Many, many innocent children have died or been maimed by these shootings, and it is long past time that we began fighting back against them. Whatever our opinions about the Second Amendment, surely we can agree that these shootings must stop.

  • If you believe that NRA lobbyists are to blame, demand that your lawmaker stop taking contributions from the NRA.
  • If you believe that better security in the schools is the answer, write your lawmaker and insist that funds be allocated for security measures.
  • If you believe that better mental health care is the answer, write your lawmaker and insist on free mental health care for anyone who needs it.
  • If you think the above three are not good ideas, ask yourself: what am I going to do?

If you want to make a public commitment to doing something in particular, you can use the Comments section to do so.
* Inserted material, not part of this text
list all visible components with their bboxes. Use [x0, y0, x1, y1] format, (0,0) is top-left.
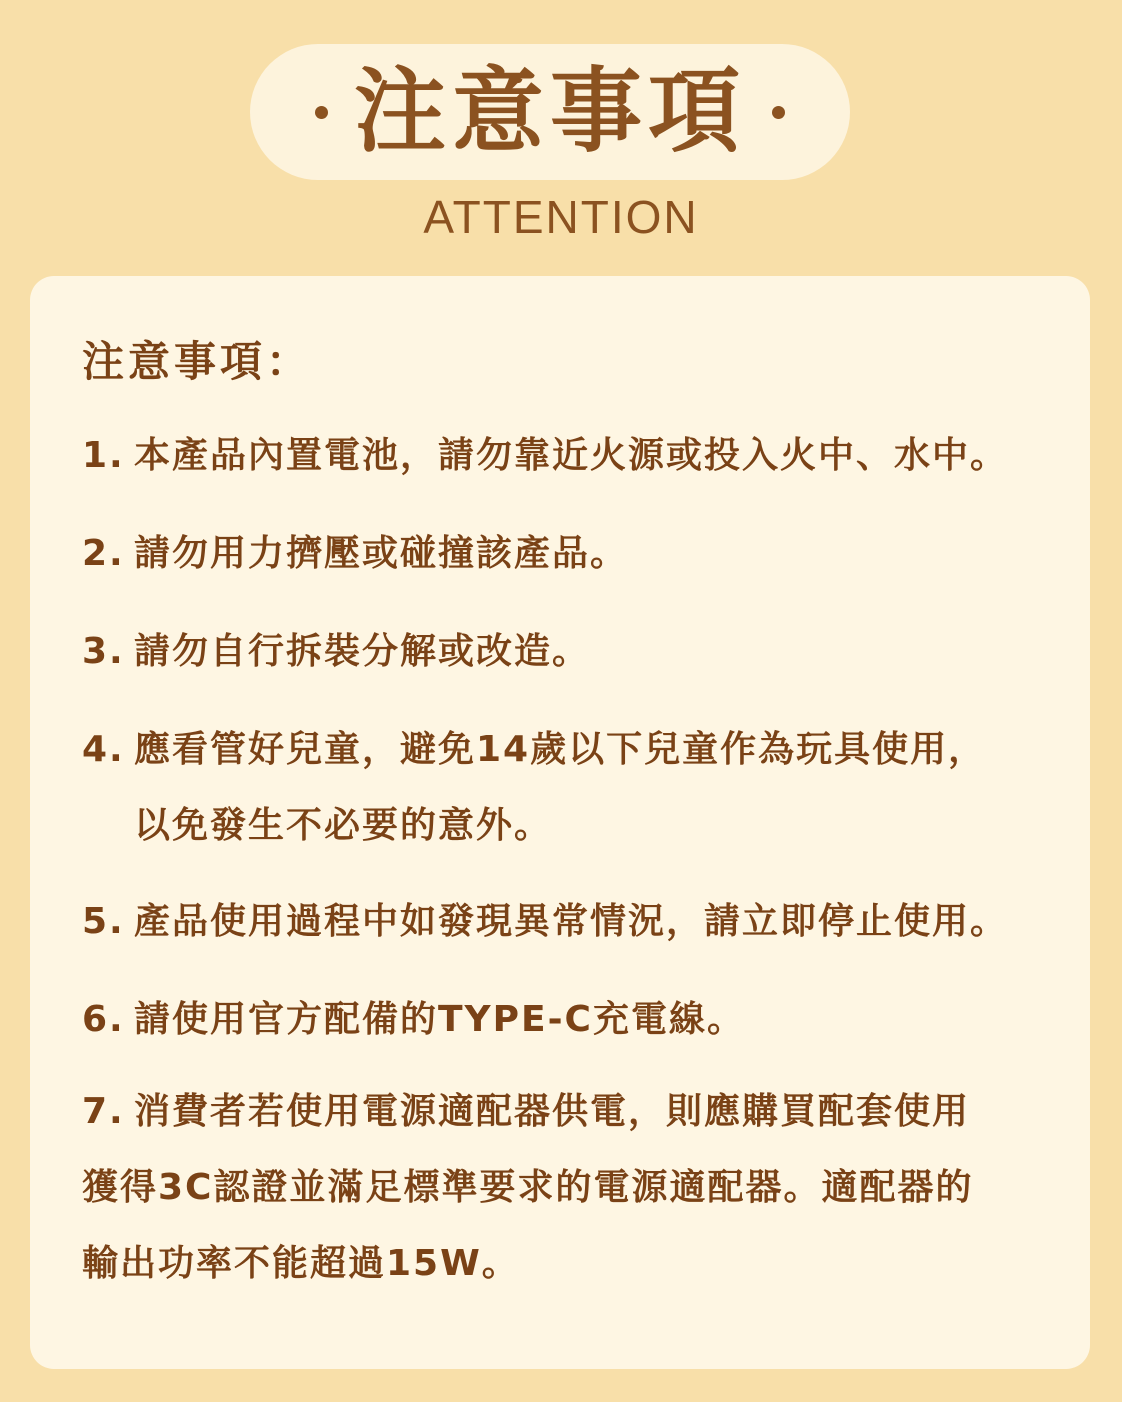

And don’t forget the words of Shammai: “say little and do much” – talk is cheap.  Insist on more than talk from public officials. We must insist on doing more than talking inside our circles of agreement: we must call, we must write, we must vote, we must show up to make our point. Social media is a means, not an end to action.

Purim is not just a children’s party. Listen to its call and take action!  Take action so that in future there might be joy.